Saturday, April 20, 2013
Randy's Meatloaf Recipe (Update for Slow-Carb Diet)
To work with the SCD, we once tried mushrooms instead of bread. It was ok, but but it didn't bind very well. A couple of weeks ago, I mashed up a can of black beans and a can of kidney beans for two loafs. That worked! Because turmeric is like the best stuff on earth, I added a tablespoon to one and it was good (aside from the yellowish tinge to the meat). So here's the updated recipe - it still has ketchup in it which has sugar, but I think it's pretty negligible (even using ketchup as a condiment with the meal, my weight still went down the next day):
Not pretty, but it's pretty good. |
-One to 1.5 pounds of ground turkey - they generally come in packs of this weight
-Half can of black beans; half can of kidney beans
-One-quarter cup of unflavored almond milk (this is another change, it worked also)
-Two eggs
-Half-can to one can of Rotel
-1/4 to 1/2 of a minced/diced onion (I generally like sweet, yellow onions or Vidalia onions)

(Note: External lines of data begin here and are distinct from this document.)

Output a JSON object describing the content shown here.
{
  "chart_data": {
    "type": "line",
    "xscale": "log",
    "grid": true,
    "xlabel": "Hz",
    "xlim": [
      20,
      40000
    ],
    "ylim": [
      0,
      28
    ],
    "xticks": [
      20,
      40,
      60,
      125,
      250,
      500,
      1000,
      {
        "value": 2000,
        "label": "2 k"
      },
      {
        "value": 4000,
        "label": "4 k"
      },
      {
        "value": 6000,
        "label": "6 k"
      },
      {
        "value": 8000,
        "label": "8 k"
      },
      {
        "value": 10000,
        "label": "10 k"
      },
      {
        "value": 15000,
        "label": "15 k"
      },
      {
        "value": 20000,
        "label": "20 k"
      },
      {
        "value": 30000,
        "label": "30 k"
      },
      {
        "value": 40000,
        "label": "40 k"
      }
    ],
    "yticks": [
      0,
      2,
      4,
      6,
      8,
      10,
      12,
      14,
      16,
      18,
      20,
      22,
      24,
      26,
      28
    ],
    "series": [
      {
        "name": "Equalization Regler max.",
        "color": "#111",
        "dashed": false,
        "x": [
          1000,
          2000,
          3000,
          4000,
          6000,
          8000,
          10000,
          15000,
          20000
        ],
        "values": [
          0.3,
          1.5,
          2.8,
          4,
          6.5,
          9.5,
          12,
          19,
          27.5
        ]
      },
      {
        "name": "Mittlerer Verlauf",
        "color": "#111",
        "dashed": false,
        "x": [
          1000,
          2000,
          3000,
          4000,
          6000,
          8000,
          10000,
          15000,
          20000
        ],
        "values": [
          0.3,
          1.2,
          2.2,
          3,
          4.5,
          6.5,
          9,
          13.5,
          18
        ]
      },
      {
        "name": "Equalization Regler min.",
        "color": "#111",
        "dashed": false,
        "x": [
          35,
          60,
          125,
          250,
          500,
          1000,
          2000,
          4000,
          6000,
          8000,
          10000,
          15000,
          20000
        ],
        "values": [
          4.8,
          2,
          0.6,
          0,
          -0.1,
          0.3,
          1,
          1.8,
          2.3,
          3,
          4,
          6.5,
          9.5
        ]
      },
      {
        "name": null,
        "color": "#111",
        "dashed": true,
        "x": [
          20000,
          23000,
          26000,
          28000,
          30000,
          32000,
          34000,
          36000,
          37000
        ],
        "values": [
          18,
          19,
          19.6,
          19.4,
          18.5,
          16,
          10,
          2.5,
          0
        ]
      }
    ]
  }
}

-One tablespoon of ketchup
-One tablespoon of Worcestershire sauce
-1.5 teaspoons of salt
-1 tablespoon of turmeric
-One teaspoon to one tablespoon of Tabasco (I use the original, but you could use others (e.g., Habanero) if you want more heat - you can also use another hot sauce if you like them better (e.g., Texas Pete)
-One teaspoon of garlic powder or granulated garlic
Get a big bowl and a meatloaf pan. You can go ahead and spray the inside of the meatloaf pan with Pam or other cooking spray if you want. Also, go ahead and pre-heat the oven to 350 degrees.
Mash up the beans the big bowl. I used a potato masher. If you wanted, you could probably run them through a food processor. Now, here's a hint - make sure the ground turkey is fully defrosted (I'll explain later). Dump it into that big bowl. Add the milk, eggs (duh, crack them first - don't put the shells in), Rotel, onion, ketchup, Worcestershire sauce, salt, turmeric, Tabasco, and garlic. With all that in the bowl, start mixing it up with your hands.
It will probably be a bit cold. That's why you want the turkey fully defrosted. I did it when the turkey was still a bit frozen, and it was quite painful.
Now that its all mixed up, it should all be one big mushy consistency. Put it into the meatloaf pan, pushing it down a bit to make sure it's filling the pan.
Now, here's another hint - get out a cookie sheet and put some aluminum foil on that sheet. Set the meatloaf pan on the cookie sheet. This way, if the meatloaf bubbles up and over during cooking, it will spill on the foil and not in the oven with a big mess.
Put it in the oven for 90 minutes - time and temperature is dependent on how well your oven matches temps. The recipe calls for 350 degrees, I generally move mine up to 375 to be sure.
After cooking, let it sit for about 15 minutes, then slice and serve. I like to dip mine in ketchup and my preferred side is black-eyed peas.
The wife still loves this recipe - she always makes me cook two loaves so can she can make meatloaf sandwiches; she could only eat the meatloaf sandwiches on Saturday, which is our cheat day.